National debate on whether to regulate reproductive technologies may be welcome, but it is a separate debate that ought not impede potentially life-saving stem-cell research. An indefinite moratorium on research pending the outcome of debates on such distantly related topics as the use of in vitro fertilization for infertility relief is merely another way to enact a research ban.
R. Alta Charo
Professor of law and bioethics University of Wisconsin
Your editorial " 'Sorry' as a Starting Point" (July 18) contains a misstatement of fact in saying that the IRA has apologized "for its killing of civilians over the past 30 years." The apology quite specifically applied only to "noncombatants." Over the past 30 years, the IRA has consistently designated civilians working for the British government as "legitimate targets" and murdered many hundreds of them. Among many heinous examples of this practice was the shooting in 1981 of Joanne Mathers of Londonderry simply for being a part-time collector of census forms.

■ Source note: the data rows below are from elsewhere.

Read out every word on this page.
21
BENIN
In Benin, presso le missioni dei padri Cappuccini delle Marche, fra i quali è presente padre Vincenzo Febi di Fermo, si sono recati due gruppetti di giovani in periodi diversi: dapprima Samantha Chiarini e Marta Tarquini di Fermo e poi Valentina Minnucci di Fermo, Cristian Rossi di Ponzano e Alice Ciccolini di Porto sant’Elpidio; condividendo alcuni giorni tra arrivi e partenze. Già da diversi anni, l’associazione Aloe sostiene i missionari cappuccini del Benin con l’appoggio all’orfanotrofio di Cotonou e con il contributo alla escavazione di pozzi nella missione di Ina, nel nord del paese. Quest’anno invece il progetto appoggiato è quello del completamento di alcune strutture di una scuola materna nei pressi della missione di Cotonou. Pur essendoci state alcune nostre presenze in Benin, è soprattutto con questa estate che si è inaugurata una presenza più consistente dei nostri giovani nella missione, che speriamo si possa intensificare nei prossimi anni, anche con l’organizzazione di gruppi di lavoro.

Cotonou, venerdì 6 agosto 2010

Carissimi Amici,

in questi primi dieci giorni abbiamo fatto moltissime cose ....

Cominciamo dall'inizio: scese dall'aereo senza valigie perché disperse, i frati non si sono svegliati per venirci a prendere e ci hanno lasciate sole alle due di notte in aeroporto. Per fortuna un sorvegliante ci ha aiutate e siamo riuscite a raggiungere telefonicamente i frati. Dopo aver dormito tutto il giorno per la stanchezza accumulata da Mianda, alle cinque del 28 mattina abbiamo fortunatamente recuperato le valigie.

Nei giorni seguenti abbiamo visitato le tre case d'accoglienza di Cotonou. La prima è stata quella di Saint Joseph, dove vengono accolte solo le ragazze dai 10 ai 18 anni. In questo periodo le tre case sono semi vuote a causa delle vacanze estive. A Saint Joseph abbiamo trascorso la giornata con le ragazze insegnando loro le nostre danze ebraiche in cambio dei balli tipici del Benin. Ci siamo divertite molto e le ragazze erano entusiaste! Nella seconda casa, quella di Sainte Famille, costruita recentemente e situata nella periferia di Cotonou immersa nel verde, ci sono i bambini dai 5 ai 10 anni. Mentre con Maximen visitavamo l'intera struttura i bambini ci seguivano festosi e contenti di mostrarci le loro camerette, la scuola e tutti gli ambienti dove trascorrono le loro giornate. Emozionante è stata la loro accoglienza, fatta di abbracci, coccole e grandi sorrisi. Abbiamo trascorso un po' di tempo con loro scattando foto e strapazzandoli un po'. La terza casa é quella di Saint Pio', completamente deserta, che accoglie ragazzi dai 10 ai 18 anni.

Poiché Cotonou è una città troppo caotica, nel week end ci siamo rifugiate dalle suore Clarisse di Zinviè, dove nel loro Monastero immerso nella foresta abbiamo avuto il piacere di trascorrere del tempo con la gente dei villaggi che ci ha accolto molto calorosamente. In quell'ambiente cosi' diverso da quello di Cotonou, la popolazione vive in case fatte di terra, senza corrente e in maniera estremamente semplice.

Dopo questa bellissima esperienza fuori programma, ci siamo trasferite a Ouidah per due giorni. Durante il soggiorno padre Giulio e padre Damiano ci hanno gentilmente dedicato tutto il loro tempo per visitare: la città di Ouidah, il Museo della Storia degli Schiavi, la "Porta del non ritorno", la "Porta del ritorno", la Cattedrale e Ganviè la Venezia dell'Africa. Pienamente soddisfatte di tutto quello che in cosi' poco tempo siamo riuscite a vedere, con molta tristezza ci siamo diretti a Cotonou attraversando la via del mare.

Hamas and Islamic Jihad, to whom you also refer, similarly regard all Israeli citizens or at least the Jewish majority thereof as "legitimate targets" on the grounds that they support the Jewish state by their very existence.

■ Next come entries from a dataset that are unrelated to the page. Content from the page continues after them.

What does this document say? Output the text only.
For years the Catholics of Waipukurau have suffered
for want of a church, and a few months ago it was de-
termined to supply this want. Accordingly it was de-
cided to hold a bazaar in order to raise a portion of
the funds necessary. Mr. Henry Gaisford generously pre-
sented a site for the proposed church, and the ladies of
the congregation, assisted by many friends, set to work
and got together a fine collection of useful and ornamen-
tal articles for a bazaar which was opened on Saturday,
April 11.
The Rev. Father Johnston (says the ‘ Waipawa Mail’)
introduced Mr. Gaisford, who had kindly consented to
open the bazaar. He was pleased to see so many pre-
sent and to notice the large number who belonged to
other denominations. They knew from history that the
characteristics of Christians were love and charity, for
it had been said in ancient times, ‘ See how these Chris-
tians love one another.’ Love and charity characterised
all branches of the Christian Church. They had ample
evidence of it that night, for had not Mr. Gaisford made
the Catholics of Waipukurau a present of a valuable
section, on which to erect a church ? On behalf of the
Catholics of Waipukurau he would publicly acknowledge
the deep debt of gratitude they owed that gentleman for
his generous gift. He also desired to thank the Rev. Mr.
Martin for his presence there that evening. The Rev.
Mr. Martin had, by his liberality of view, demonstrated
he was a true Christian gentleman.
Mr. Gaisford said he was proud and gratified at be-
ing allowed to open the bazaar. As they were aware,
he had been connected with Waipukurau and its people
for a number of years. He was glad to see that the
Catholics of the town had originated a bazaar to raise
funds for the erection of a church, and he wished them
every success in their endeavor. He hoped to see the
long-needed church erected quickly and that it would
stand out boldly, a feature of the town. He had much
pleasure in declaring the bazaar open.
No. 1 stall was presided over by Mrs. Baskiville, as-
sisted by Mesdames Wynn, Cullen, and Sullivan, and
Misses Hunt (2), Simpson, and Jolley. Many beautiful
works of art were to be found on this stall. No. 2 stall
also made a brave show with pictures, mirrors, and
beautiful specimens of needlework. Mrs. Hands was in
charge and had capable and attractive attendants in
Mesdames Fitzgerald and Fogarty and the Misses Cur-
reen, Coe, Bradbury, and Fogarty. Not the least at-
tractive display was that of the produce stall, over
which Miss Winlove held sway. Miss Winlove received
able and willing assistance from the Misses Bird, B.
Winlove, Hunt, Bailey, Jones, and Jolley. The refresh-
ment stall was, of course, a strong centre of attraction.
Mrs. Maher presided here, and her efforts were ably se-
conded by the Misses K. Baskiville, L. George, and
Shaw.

My reading of the IRA statement was simply that it regrets that warfare inevitably produces civilian casualties, a view, of course, heard daily from our own Pentagon pressroom.
Gary Brown Dallas
In your editorial "Is Israel only a Jewish state?" (July 16), I find it curious that you do not mention the fact that many Arab countries are explicitly defined as Muslim.
Saudi Arabia, Iran, Kuwait and others are not just Muslim; their criminal justice systems are based on the system of Sharia, which mandates the barbaric penalties of stoning adulterers and amputating the hands of thieves.

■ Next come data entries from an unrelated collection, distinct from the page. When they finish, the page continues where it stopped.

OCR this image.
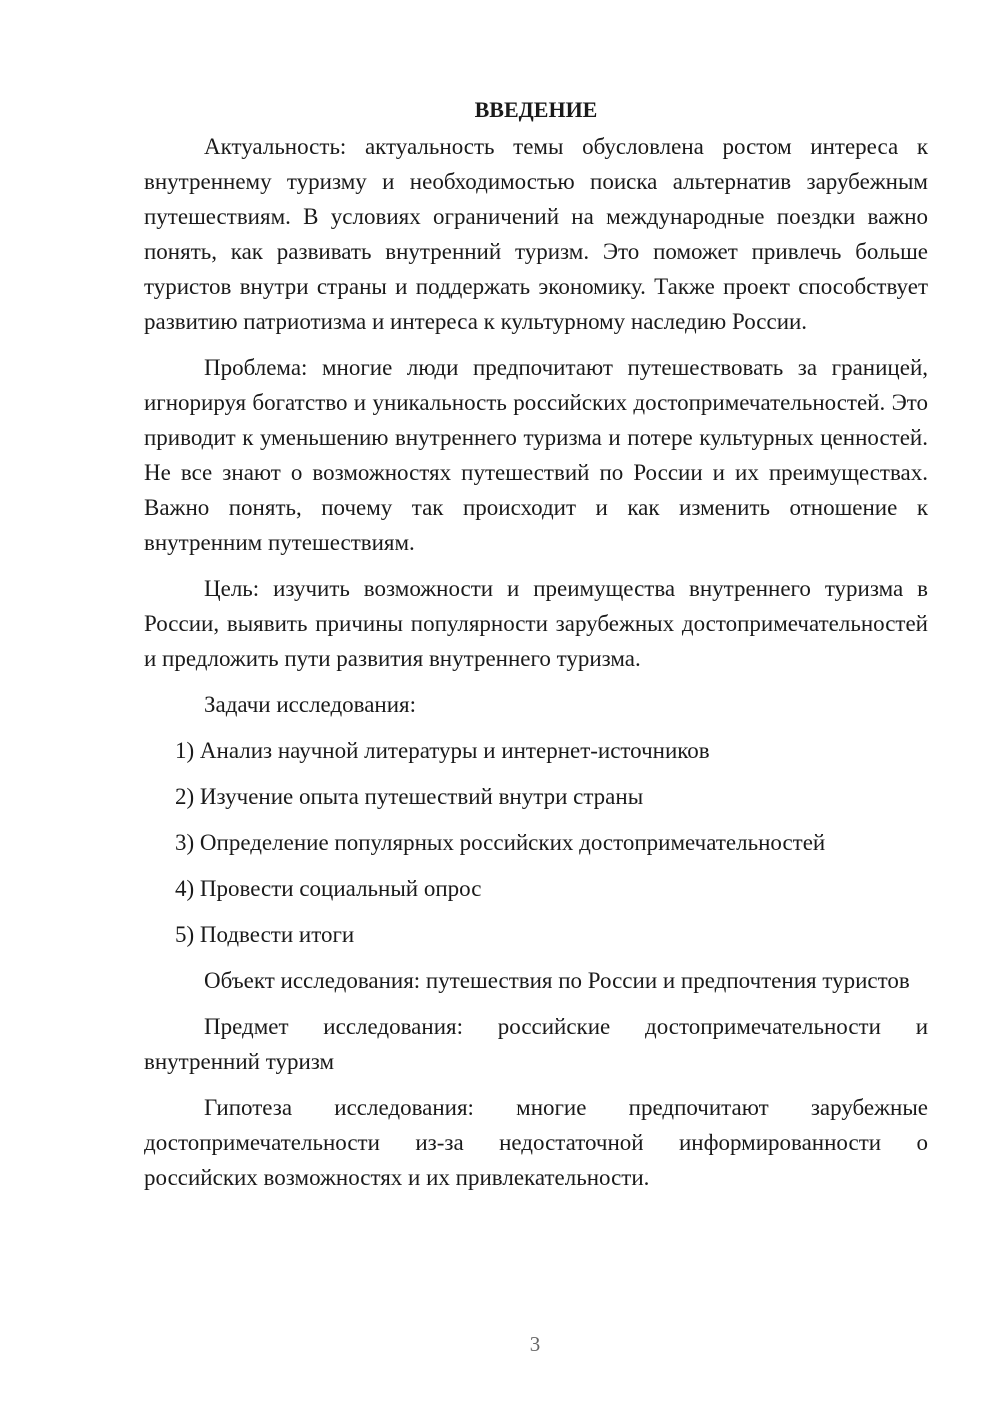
ВВЕДЕНИЕ

Актуальность: актуальность темы обусловлена ростом интереса к внутреннему туризму и необходимостью поиска альтернатив зарубежным путешествиям. В условиях ограничений на международные поездки важно понять, как развивать внутренний туризм. Это поможет привлечь больше туристов внутри страны и поддержать экономику. Также проект способствует развитию патриотизма и интереса к культурному наследию России.

Проблема: многие люди предпочитают путешествовать за границей, игнорируя богатство и уникальность российских достопримечательностей. Это приводит к уменьшению внутреннего туризма и потере культурных ценностей. Не все знают о возможностях путешествий по России и их преимуществах. Важно понять, почему так происходит и как изменить отношение к внутренним путешествиям.

Цель: изучить возможности и преимущества внутреннего туризма в России, выявить причины популярности зарубежных достопримечательностей и предложить пути развития внутреннего туризма.

Задачи исследования:

1) Анализ научной литературы и интернет-источников

2) Изучение опыта путешествий внутри страны

3) Определение популярных российских достопримечательностей

4) Провести социальный опрос

5) Подвести итоги

Объект исследования: путешествия по России и предпочтения туристов

Предмет исследования: российские достопримечательности и внутренний туризм

Гипотеза исследования: многие предпочитают зарубежные достопримечательности из-за недостаточной информированности о российских возможностях и их привлекательности.

3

Not only are Jews not permitted to buy land in Saudi Arabia (or any other Arab country), but Jews are not even permitted to set foot in the country, lest they "defile" its "sacred soil." Thus, I find it interesting that Israel is attacked as "racist" for its desire to be a Jewish state, while Muslim countries are not held to the same standard.
Why is it that movie critics neglect to give credit to the authors of novels on which movies are based? A case in point is your review of "Mr. Deeds" (June 28), a new version of "Mr. Deeds Goes to Town" by Clarence Buddington Kelland (1881-1964).
Your critique only compares the new version with the earlier one directed by Frank Capra. The author's name, or mention of the book on which these movies and interpretations are based, is not included. Let's give credit where credit is due.